Świat z niepokojem obserwuje wydarzenia za naszą wschodnią granicą. Mimo, że Aleksandr Łukaszenka twierdzi, że Białoruś nie współpracuje w działaniach zbrojnych wraz z Rosją, to wczoraj można było zaobserwować, jak rosyjskie wojska przekraczały ukraińską granicę wjeżdżając właśnie z terenów Białorusi. Dzisiaj te wojska rozpoczęły oblężenie Kijowa… Reporter Foreign Policy przekazał na Twitterze informację o rosyjskich ruchach w okolicy przejścia granicznego z Polską – w Brześciu.
Rosja zgromadziła wojska, broń pancerną, artylerię i ponad 50 transporterów ciężkiego sprzętu na poligonie w Brześciu, niedaleko polskiej granicy. Rosja dodała też więcej sprzętu na pobliskiej stacji kolejowej na Białorusi – przekazał na Twitterze reporter Foreign Policy Jack Detsch.
Wejście rosyjskiego wojska na Ukrainę od strony Białorusi
W czwartek ukraińscy pogranicznicy poinformowali, że ok. 5 rano, na granicy Ukrainy, na odcinku graniczącym z Rosją oraz Białorusią, „została zaatakowana przez wojska rosyjskie wspierane przez Białoruś”. Telewizja CNN opublikowała nagranie gdzie wojska rosyjskie wkraczają na przejście graniczne w Sieńkowicach (czyli miejsca gdzie zbiegają się granice trzech krajów).
Czy wzmożona aktywność wojsk w okolicach Brześcia oznacza przerzucenie kolejnych oddziałów na Ukrainę?

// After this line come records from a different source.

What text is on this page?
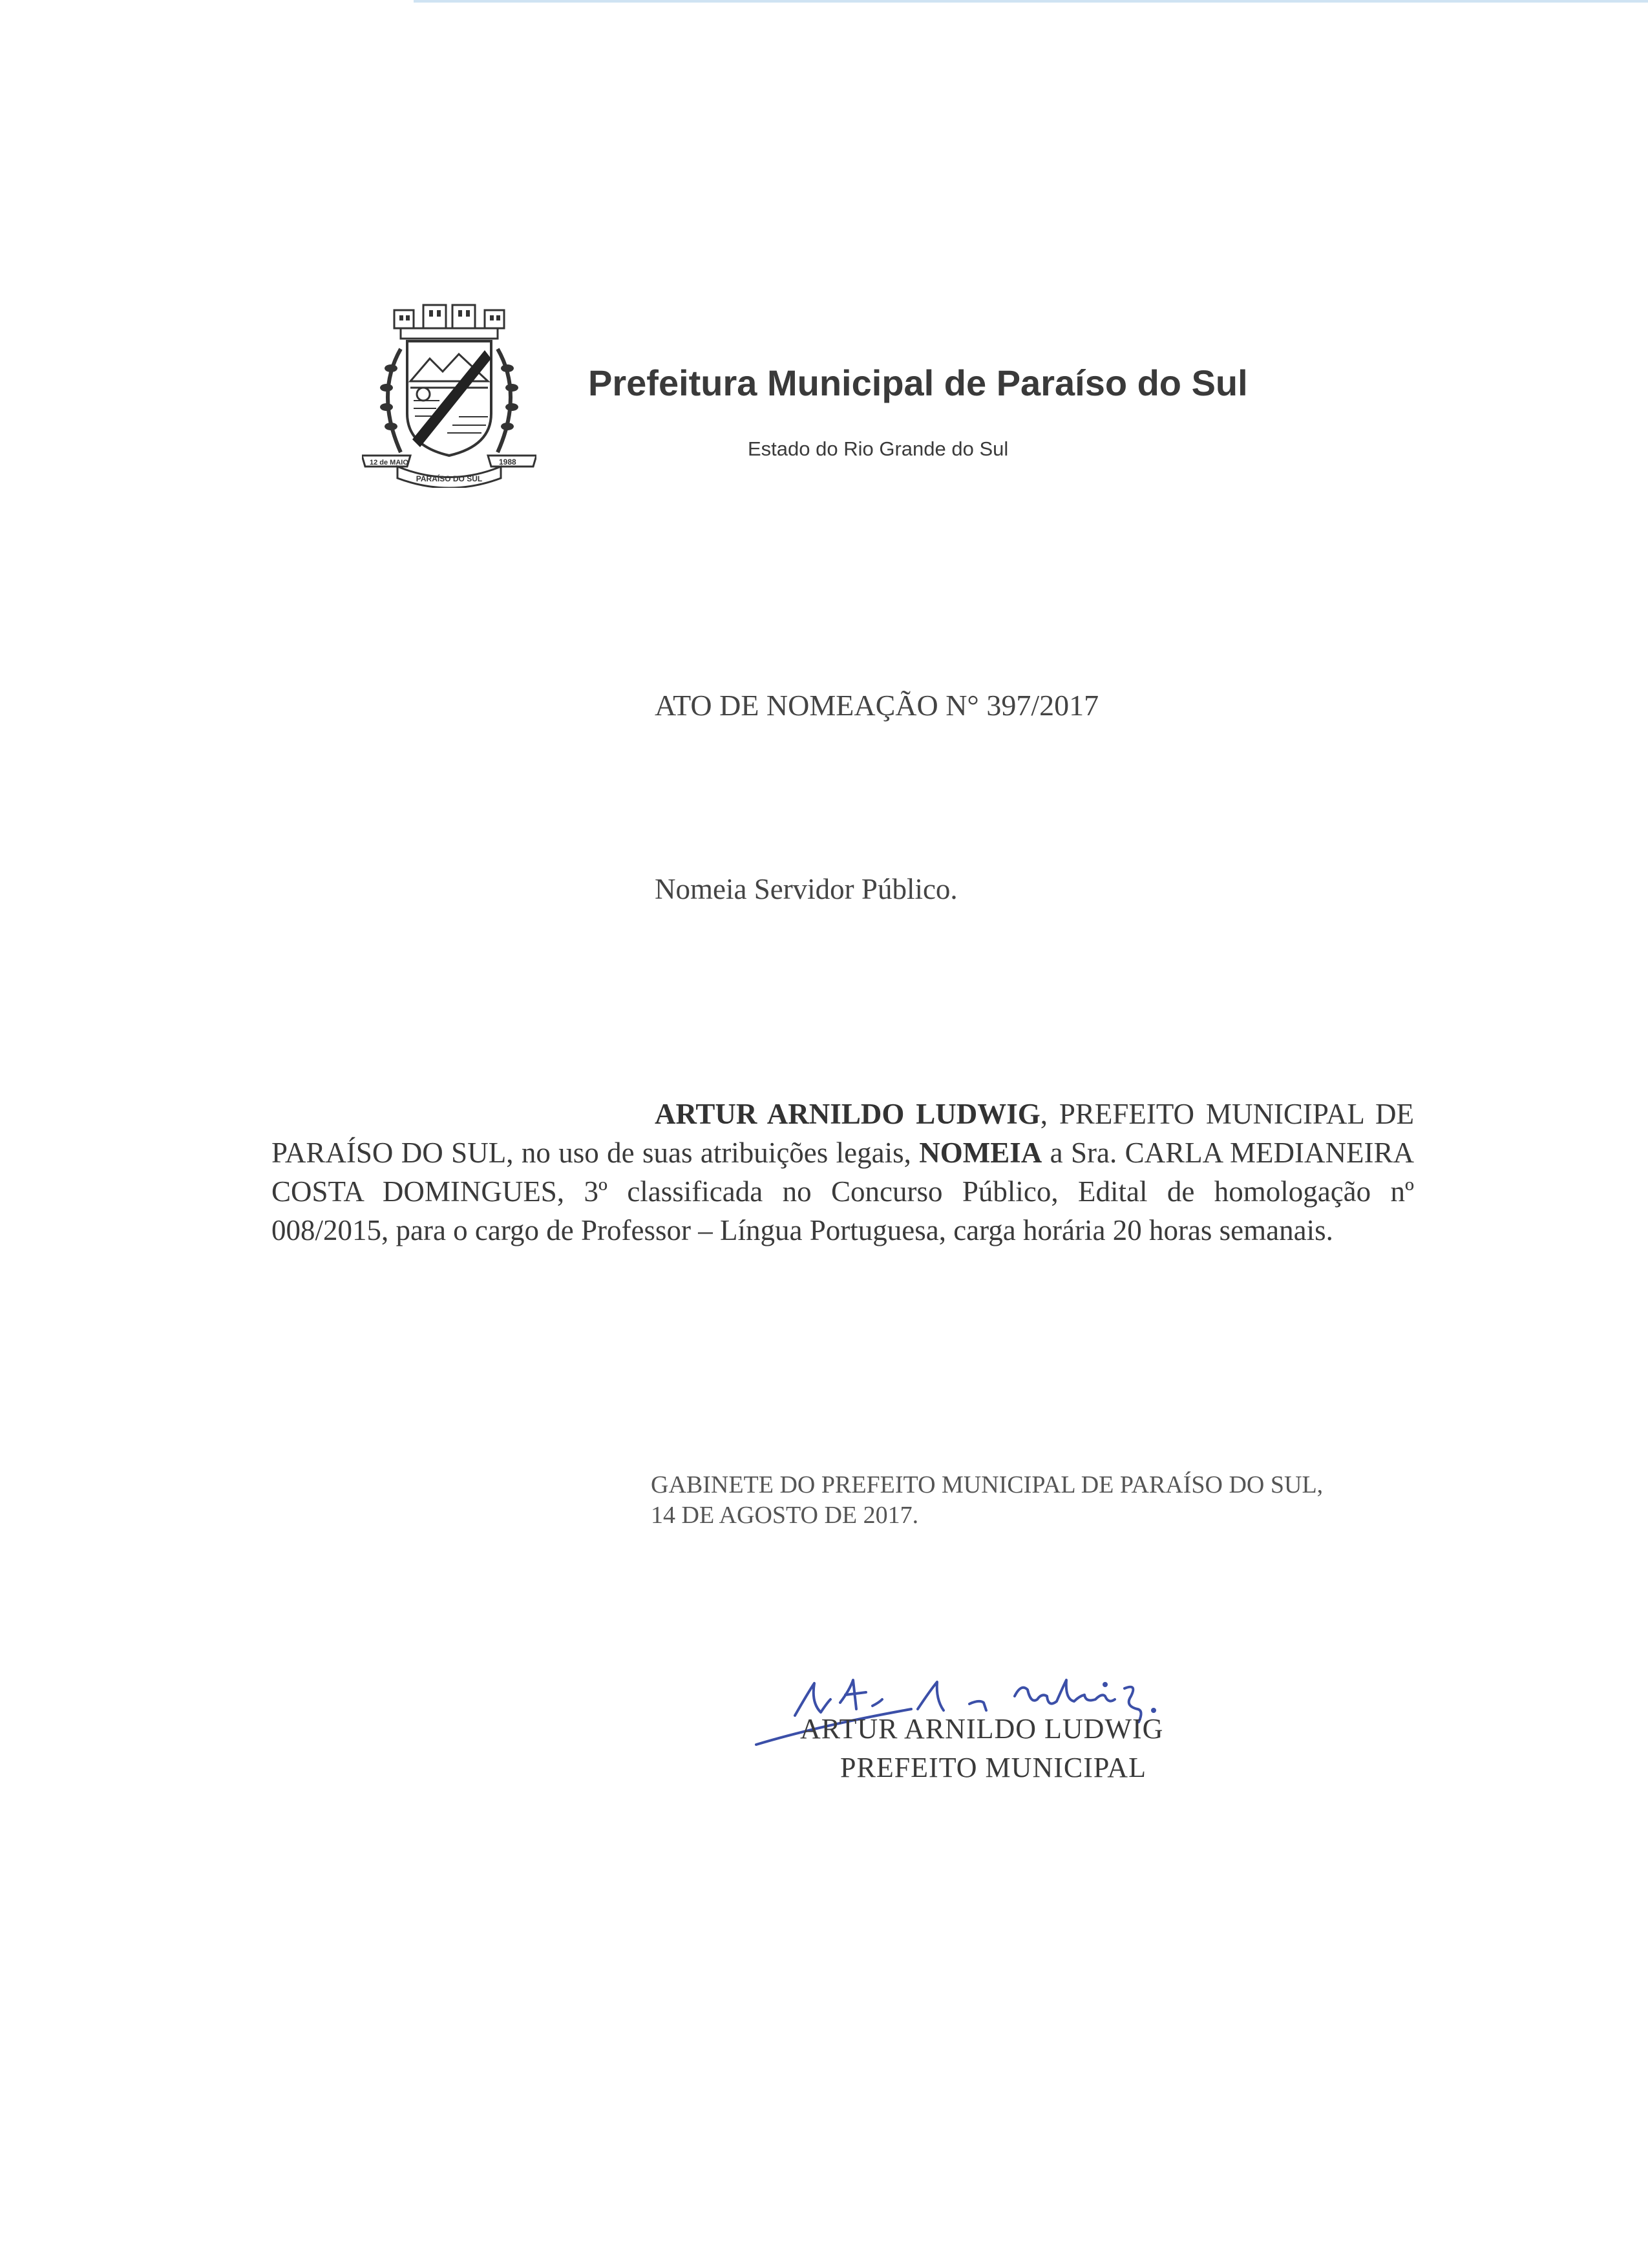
12 de MAIO	1988
PARAÍSO DO SUL
Prefeitura Municipal de Paraíso do Sul
Estado do Rio Grande do Sul
ATO DE NOMEAÇÃO N° 397/2017
Nomeia Servidor Público.
ARTUR ARNILDO LUDWIG, PREFEITO MUNICIPAL DE PARAÍSO DO SUL, no uso de suas atribuições legais, NOMEIA a Sra. CARLA MEDIANEIRA COSTA DOMINGUES, 3º classificada no Concurso Público, Edital de homologação nº 008/2015, para o cargo de Professor – Língua Portuguesa, carga horária 20 horas semanais.
GABINETE DO PREFEITO MUNICIPAL DE PARAÍSO DO SUL,
14 DE AGOSTO DE 2017.
ARTUR ARNILDO LUDWIG
PREFEITO MUNICIPAL
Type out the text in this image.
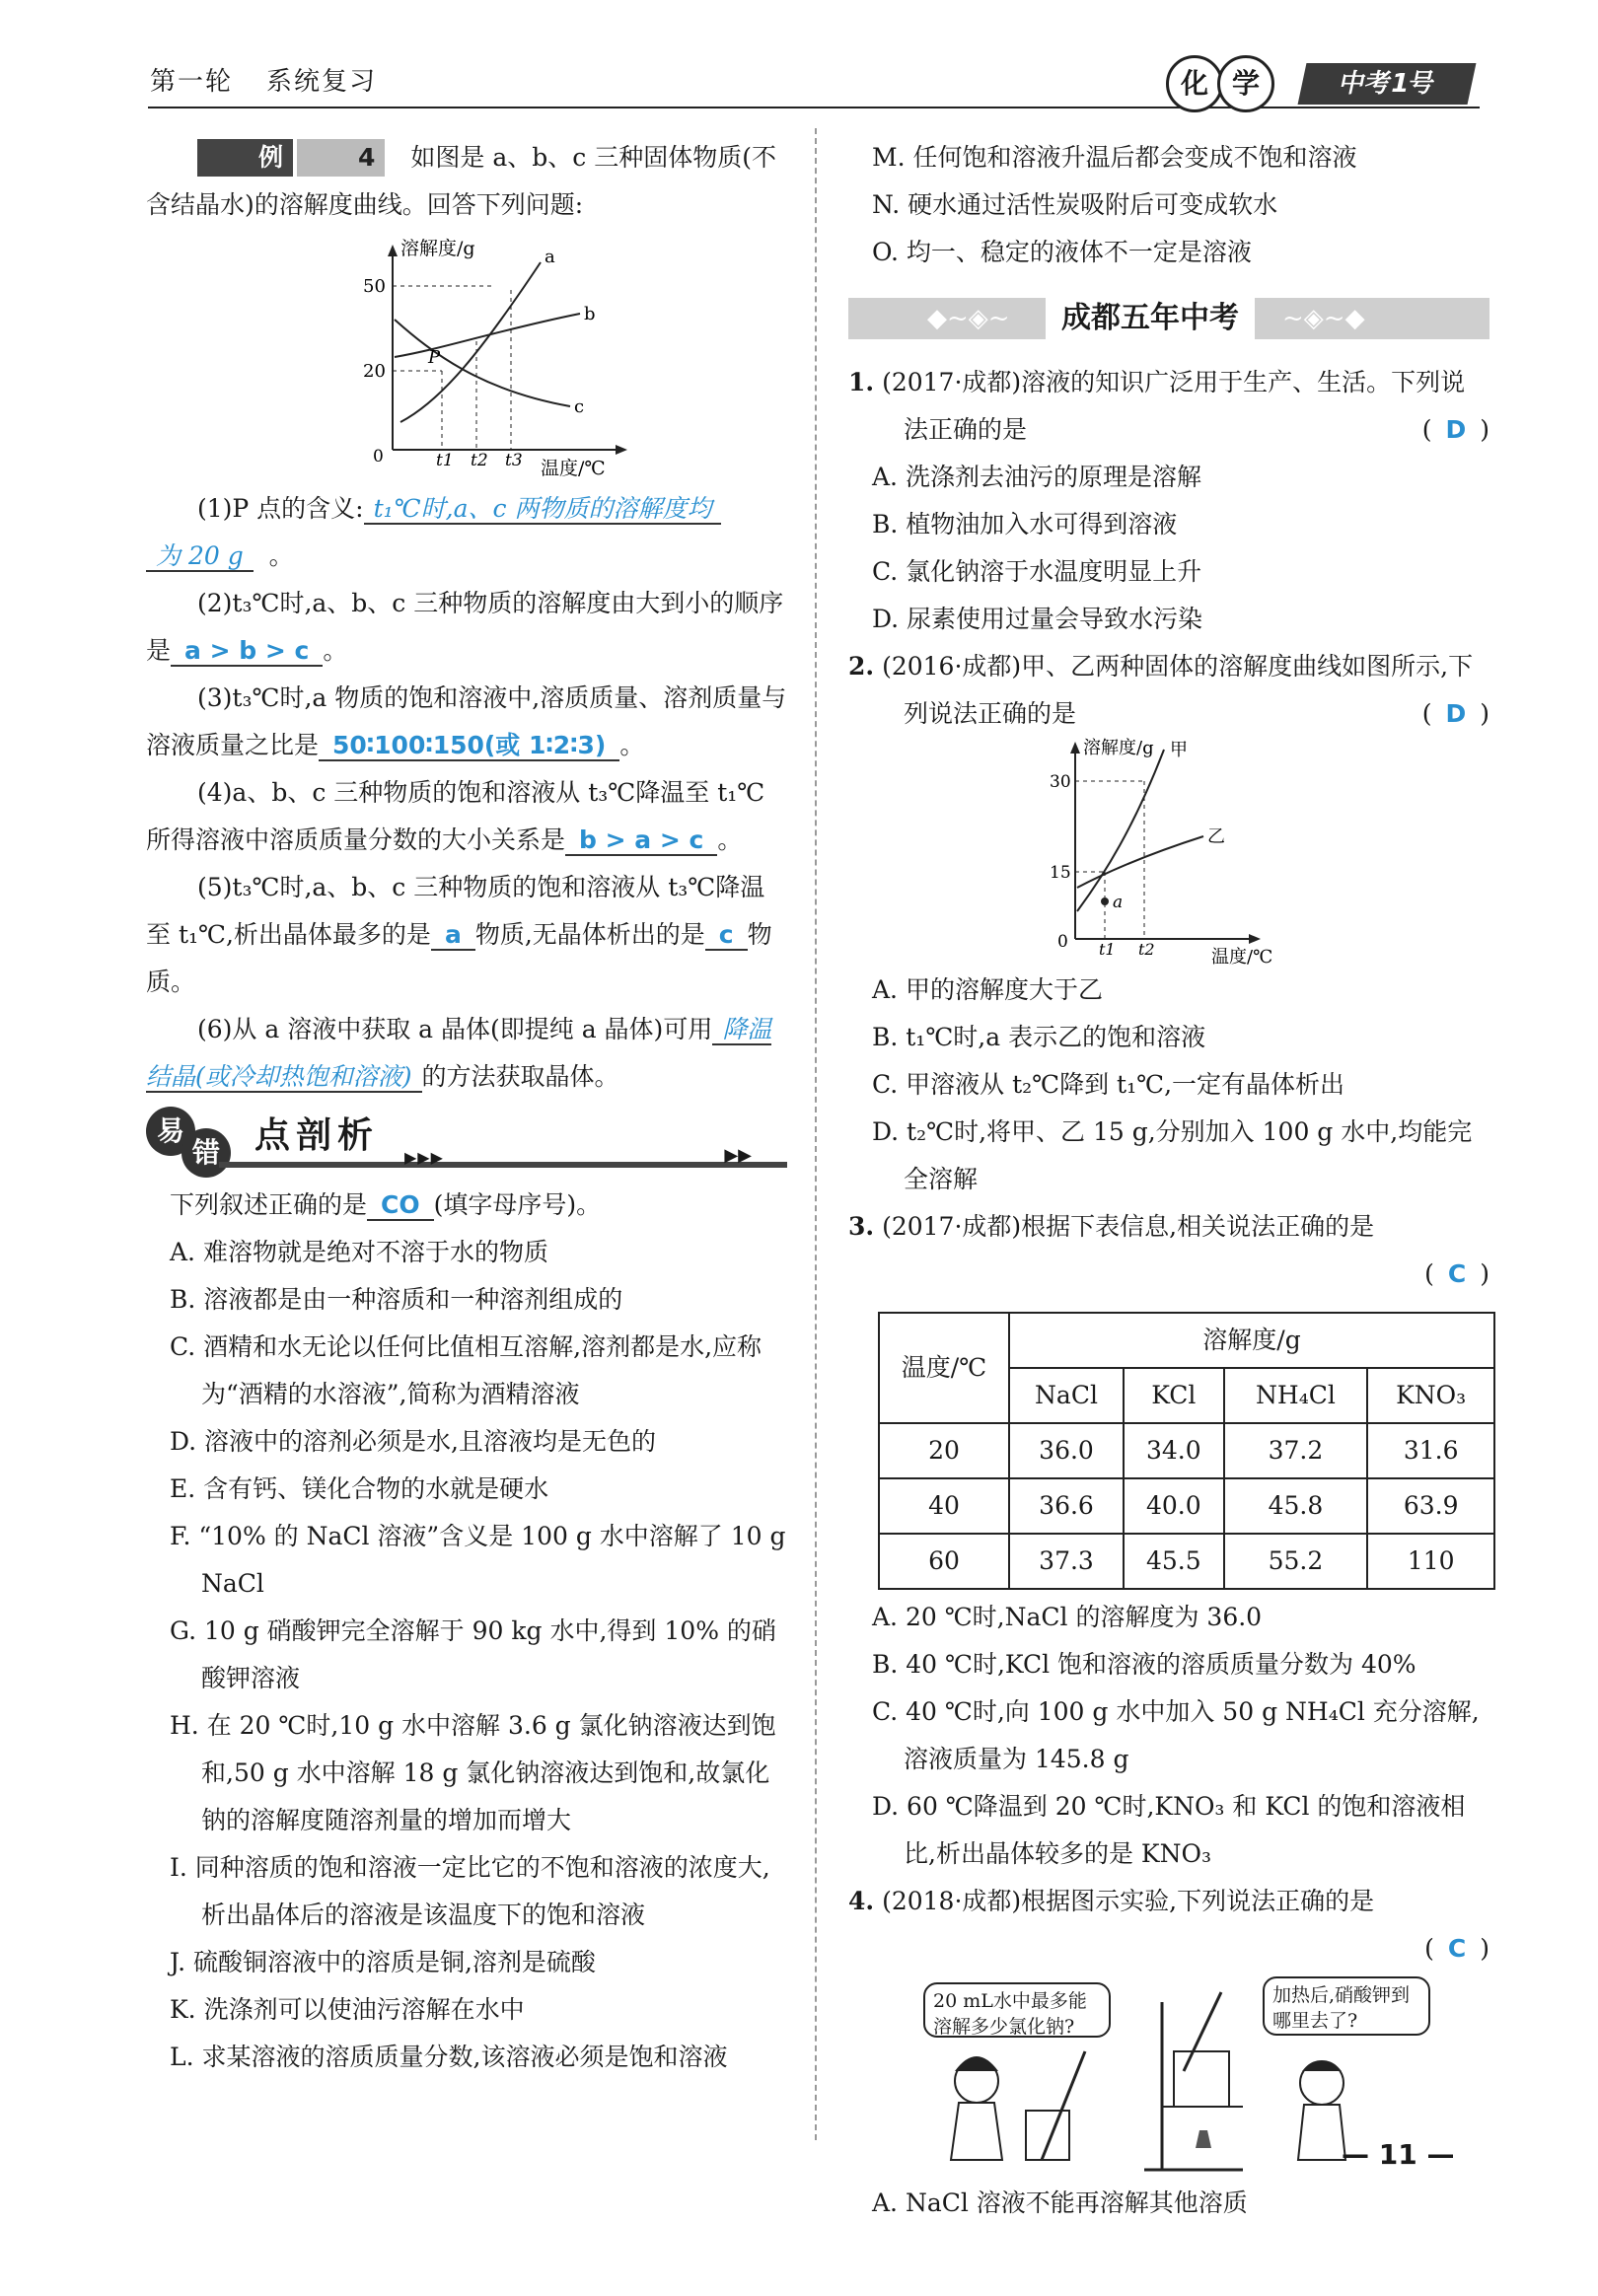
第一轮 系统复习	化 学	中考1号

例	4 如图是 a、b、c 三种固体物质(不含结晶水)的溶解度曲线。回答下列问题:

溶解度/g
温度/℃
0
50
20
t1 t2 t3
a
b
c
P

(1)P 点的含义: t₁℃时,a、c 两物质的溶解度均

为 20 g 。

(2)t₃℃时,a、b、c 三种物质的溶解度由大到小的顺序是 a > b > c 。

(3)t₃℃时,a 物质的饱和溶液中,溶质质量、溶剂质量与溶液质量之比是 50∶100∶150(或 1∶2∶3) 。

(4)a、b、c 三种物质的饱和溶液从 t₃℃降温至 t₁℃所得溶液中溶质质量分数的大小关系是 b > a > c 。

(5)t₃℃时,a、b、c 三种物质的饱和溶液从 t₃℃降温至 t₁℃,析出晶体最多的是 a 物质,无晶体析出的是 c 物质。

(6)从 a 溶液中获取 a 晶体(即提纯 a 晶体)可用 降温结晶(或冷却热饱和溶液) 的方法获取晶体。

易
错 点剖析
▶▶▶	▶▶

下列叙述正确的是 CO (填字母序号)。

A. 难溶物就是绝对不溶于水的物质

B. 溶液都是由一种溶质和一种溶剂组成的

C. 酒精和水无论以任何比值相互溶解,溶剂都是水,应称为“酒精的水溶液”,简称为酒精溶液

D. 溶液中的溶剂必须是水,且溶液均是无色的

E. 含有钙、镁化合物的水就是硬水

F. “10% 的 NaCl 溶液”含义是 100 g 水中溶解了 10 g NaCl

G. 10 g 硝酸钾完全溶解于 90 kg 水中,得到 10% 的硝酸钾溶液

H. 在 20 ℃时,10 g 水中溶解 3.6 g 氯化钠溶液达到饱和,50 g 水中溶解 18 g 氯化钠溶液达到饱和,故氯化钠的溶解度随溶剂量的增加而增大

I. 同种溶质的饱和溶液一定比它的不饱和溶液的浓度大,析出晶体后的溶液是该温度下的饱和溶液

J. 硫酸铜溶液中的溶质是铜,溶剂是硫酸

K. 洗涤剂可以使油污溶解在水中

L. 求某溶液的溶质质量分数,该溶液必须是饱和溶液

M. 任何饱和溶液升温后都会变成不饱和溶液

N. 硬水通过活性炭吸附后可变成软水

O. 均一、稳定的液体不一定是溶液

◆~◈~	~◈~◆
成都五年中考

1. (2017·成都)溶液的知识广泛用于生产、生活。下列说法正确的是	( D )

A. 洗涤剂去油污的原理是溶解

B. 植物油加入水可得到溶液

C. 氯化钠溶于水温度明显上升

D. 尿素使用过量会导致水污染

2. (2016·成都)甲、乙两种固体的溶解度曲线如图所示,下列说法正确的是	( D )

溶解度/g
温度/℃
0
30
15
t1 t2
甲
乙
a

A. 甲的溶解度大于乙

B. t₁℃时,a 表示乙的饱和溶液

C. 甲溶液从 t₂℃降到 t₁℃,一定有晶体析出

D. t₂℃时,将甲、乙 15 g,分别加入 100 g 水中,均能完全溶解

3. (2017·成都)根据下表信息,相关说法正确的是

( C )

温度/℃	溶解度/g			
	NaCl	KCl	NH₄Cl	KNO₃
20	36.0	34.0	37.2	31.6
40	36.6	40.0	45.8	63.9
60	37.3	45.5	55.2	110

A. 20 ℃时,NaCl 的溶解度为 36.0

B. 40 ℃时,KCl 饱和溶液的溶质质量分数为 40%

C. 40 ℃时,向 100 g 水中加入 50 g NH₄Cl 充分溶解,溶液质量为 145.8 g

D. 60 ℃降温到 20 ℃时,KNO₃ 和 KCl 的饱和溶液相比,析出晶体较多的是 KNO₃

4. (2018·成都)根据图示实验,下列说法正确的是

( C )

20 mL水中最多能溶解多少氯化钠?
加热后,硝酸钾到哪里去了?

A. NaCl 溶液不能再溶解其他溶质

— 11 —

Łukaszenka jest gotów na wsparcie działań rosyjskich
Cztery rakiety balistyczne zostały wystrzelone w czwartek z terytorium Białorusi w kierunku Ukrainy – poinformował naczelny dowódca ukraińskich sił zbrojnych Walerij Załużny, cytowany przez portal radiosvoboda.org.
Białoruskie ministerstwo obrony oznajmiło w wywiadzie, że informacje o udziale sił zbrojnych Białorusi w „specjalnej operacji wojskowej w Donbasie” są fake newsami, a wojsko białoruskie znajduje się „w miejscach stałego stacjonowania”.
Pewne jest jednak, że na terytorium Białorusi, w tym przy granicy z Ukrainą, znajdują się rosyjskie wojska i sprzęt, które zostały tam rozlokowane w wyniku “sprawdzianu sił reagowania Państwa Związkowego”. Mimo, że ćwiczenia zakończono, wojska nie zostały stamtąd wycofane.
W czwartek Aleksander Łukaszenka oświadczył, że białoruskie wojska nie biorą udziału w rosyjskiej operacji wojskowej przeciwko Ukrainie. Dodał jednak, że znajdujące się na Białorusi rosyjskie oddziały – „najprawdopodobniej tak”.
Łukaszenka oznajmił też, że jeśli pojawi się potrzeba wspracia Rosjan, białoruskie wojska również pojawią się na Ukrainie.